A few notes on some recently encountered awesomeness:
-Ian McDonald, Matt Connors, and Gregory Lind at [ 2nd floor projects ]. McDonald's muted ceramic sculptures were a perfect foil to Connors's stacks of vibrantly-painted canvases with a beautiful edition by Gregory Lind to accompany. I've said it before and I'll say it again: I love this space and how thoughtfully Margaret Tedesco puts together each show.
-Carl Lipo and Terry Hunt seminar hosted by the Long Now Foundation. Lipo and Hunt shared their paradigm-shifting research about what they believe really happened on Easter Island. For example watch the video above to see how the statues were likely moved across the island, and read their book The Statues That Walked for the full scoop.
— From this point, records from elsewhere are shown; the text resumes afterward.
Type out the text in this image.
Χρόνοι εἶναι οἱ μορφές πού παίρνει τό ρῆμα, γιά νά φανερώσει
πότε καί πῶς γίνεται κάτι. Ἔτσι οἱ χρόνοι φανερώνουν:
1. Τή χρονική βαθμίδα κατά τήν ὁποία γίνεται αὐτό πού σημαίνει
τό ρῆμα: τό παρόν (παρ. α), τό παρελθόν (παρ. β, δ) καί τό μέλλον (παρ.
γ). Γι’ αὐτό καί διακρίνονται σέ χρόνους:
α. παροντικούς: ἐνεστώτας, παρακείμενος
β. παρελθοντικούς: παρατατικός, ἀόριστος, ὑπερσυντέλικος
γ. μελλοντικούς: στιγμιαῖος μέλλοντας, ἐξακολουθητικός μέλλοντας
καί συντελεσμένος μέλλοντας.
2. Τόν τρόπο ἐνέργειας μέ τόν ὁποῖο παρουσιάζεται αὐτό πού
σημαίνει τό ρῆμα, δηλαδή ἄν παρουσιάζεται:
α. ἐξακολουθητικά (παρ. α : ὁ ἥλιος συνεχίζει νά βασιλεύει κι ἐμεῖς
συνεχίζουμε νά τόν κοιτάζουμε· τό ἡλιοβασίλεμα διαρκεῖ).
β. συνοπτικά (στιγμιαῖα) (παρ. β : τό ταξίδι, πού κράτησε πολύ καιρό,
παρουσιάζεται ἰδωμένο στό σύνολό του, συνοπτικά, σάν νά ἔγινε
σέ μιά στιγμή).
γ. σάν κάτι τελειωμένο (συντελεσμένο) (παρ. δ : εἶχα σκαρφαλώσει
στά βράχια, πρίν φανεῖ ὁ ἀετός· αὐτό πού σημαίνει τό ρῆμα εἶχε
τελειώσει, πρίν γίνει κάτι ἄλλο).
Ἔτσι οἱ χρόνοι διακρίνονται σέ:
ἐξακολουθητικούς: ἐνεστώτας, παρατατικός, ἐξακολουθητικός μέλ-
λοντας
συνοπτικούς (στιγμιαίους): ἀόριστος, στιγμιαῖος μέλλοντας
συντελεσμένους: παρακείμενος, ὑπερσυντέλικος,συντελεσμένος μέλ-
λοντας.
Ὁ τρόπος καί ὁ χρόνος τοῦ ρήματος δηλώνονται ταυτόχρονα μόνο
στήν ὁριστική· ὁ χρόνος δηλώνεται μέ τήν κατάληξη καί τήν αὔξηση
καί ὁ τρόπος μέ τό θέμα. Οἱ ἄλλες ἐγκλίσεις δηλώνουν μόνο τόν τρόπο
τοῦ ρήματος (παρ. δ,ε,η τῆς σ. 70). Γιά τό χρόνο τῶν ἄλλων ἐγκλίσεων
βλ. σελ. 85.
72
-Will Tait, Rebecca Fogg, and Sgraffito Studio in Emeryville. If it weren't for my best friend's cat Tagalong deciding he liked them I never would have met this very talented artist couple or gotten a peek inside their amazing studio and gallery on San Pablo. You might have seen the outside, with its twisting metal vines in place of bars. Inside is a metal- and wood-working shop with enough specialized machinery and engineering cleverness to make me grin with glee.
-Three Shows curated by Jackie Im and Aaron Harbour at Royal Nonesuch Gallery. Mounting three shows in three consecutive weeks might destroy the average curator, but Im and Harbour have a lot of fun with the task they've set for themselves. I enjoyed the work by "two Bensons" when I was in the gallery Saturday, and this coming weekend is the final show: Object Oriented: An exhibition of obscured, misdirected, and/or autonomous objects and sites.
-Translocura: Art on the Brink of Madness at Headlands Center for the Arts. Curated by John Jota Leaños, this group show offers work by local artists that is in turn funny, disturbing, and contemplative. Well worth the drive, especially if it's a sunny weekend.
-MLK Day of Service with WE CARE Solar at the Tech Museum of Innovation. Bay Area students building "solar suitcases" to send to schools in Sierra Leone and an orphanage in Uganda? Dr. King would have been proud.